A call date has to deal with the redemption of a callable bond. Essentially, the earliest possible date at which the issuer of the bond may redeem the bond is referred to as the call date. The call date is different from the maturity date on callable bonds, in that way that call date takes place at some point before the stated date of maturity that is specified in the terms and conditions surrounding the bond issue.

Characteristics of the call date
One of the characteristics of the call date is that before the bond issuer is likely to exercise an early redemption certain conditions must be present. First condition is that, call dates may be extended to bond holders only when the interest rates fall. When this has happened then to gather in the bonds, honoring them at the old rate of interest, then immediately issuing new bonds at the new and lower rate of interest becomes in the best interests of the bond issuer.
Actual meaning of honoring a call date
A bondholder may also show his or her interest in accepting a call date that the bond issuer offers to him or her. While what is meant by honoring a call date is that the payoff on the investment will be reduced, it also merely means that there is some interest income that is earned, and that the proceeds can immediately be reinvested in another bond or other type of investment.

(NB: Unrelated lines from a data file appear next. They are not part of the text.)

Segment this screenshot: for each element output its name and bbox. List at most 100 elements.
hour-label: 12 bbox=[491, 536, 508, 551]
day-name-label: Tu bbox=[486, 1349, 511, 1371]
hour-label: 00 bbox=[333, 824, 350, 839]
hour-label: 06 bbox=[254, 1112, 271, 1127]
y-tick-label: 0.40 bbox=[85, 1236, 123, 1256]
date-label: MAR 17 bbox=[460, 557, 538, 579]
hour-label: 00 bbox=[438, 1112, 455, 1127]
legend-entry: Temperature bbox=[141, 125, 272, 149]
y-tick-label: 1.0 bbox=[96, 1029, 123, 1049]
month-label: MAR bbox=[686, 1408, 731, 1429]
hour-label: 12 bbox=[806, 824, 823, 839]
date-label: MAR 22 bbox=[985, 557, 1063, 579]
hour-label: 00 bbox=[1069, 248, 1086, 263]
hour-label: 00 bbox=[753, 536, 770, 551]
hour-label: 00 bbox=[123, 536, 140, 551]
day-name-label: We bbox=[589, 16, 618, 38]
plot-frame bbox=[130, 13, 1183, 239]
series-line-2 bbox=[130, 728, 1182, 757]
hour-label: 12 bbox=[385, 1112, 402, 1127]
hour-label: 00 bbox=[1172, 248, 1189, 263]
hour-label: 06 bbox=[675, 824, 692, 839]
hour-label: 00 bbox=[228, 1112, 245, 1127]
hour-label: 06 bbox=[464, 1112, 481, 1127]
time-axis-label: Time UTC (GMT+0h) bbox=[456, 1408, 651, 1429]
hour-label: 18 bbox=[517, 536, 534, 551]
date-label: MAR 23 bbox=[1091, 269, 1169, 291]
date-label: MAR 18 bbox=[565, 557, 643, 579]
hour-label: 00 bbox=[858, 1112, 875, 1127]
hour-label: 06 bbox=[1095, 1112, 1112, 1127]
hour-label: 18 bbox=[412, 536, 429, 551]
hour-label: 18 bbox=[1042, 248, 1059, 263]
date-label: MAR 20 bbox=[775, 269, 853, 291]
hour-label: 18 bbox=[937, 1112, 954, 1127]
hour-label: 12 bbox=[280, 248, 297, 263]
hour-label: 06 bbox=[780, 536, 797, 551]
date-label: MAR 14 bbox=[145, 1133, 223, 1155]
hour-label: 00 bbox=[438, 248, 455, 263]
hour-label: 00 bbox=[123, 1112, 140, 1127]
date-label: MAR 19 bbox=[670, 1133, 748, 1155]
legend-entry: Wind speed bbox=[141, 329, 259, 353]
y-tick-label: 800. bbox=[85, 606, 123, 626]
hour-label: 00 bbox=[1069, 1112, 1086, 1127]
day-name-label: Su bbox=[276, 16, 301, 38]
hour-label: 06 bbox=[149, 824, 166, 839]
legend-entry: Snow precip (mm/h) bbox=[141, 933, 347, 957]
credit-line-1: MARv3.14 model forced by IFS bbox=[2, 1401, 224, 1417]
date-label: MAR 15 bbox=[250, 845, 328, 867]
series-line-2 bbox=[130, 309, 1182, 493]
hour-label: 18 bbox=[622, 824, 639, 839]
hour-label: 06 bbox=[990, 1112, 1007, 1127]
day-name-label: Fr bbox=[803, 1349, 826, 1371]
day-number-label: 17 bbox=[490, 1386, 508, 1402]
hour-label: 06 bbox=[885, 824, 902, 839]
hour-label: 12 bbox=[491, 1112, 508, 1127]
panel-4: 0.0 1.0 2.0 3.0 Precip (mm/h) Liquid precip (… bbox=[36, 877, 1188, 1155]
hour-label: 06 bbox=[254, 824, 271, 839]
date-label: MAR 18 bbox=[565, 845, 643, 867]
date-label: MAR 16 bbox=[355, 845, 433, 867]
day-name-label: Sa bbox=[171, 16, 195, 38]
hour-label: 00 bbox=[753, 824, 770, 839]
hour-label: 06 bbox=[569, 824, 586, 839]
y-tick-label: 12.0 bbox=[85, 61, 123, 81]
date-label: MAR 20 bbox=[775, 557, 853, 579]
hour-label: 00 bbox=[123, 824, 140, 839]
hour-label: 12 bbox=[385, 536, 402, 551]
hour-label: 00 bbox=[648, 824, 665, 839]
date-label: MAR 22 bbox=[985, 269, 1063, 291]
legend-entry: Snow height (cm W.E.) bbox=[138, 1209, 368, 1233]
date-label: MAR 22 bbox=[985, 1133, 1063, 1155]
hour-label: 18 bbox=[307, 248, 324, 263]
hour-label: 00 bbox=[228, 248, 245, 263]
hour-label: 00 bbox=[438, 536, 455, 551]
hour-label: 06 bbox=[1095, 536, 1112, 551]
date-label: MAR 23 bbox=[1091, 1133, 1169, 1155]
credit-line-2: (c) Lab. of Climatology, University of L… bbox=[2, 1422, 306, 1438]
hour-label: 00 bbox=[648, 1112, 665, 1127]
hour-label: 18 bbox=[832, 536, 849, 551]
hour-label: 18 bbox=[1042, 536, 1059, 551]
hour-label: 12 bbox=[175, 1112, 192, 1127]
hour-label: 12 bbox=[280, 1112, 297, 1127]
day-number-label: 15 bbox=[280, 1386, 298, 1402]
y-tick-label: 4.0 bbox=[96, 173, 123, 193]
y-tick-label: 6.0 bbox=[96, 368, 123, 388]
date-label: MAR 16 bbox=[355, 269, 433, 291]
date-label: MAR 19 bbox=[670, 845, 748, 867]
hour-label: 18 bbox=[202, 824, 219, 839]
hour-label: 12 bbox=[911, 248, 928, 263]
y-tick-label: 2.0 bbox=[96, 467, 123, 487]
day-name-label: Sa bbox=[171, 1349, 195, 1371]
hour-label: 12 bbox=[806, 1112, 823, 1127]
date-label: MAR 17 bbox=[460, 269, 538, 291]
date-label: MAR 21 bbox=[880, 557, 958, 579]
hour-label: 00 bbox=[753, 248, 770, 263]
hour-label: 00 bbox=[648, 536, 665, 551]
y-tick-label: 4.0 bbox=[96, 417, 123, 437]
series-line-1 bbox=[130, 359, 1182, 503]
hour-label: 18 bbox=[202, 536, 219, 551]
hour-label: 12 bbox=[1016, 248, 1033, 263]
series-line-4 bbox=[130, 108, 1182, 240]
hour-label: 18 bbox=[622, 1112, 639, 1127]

Terms and conditions surrounding a bond
Generally, information about the earliest possible call date that the bond issuer can exercise is included in the terms and conditions surrounding a bond. Here you have to keep in mind that just due to the reason that a bond issue comes with specifications related to a call date, it is not necessary that the issuer will exercise the call date at any point in time. There is a probability that the bond will remain in effect and earn interest income all the way through to the maturity date unless there is a sound financial reason for invoking a call date.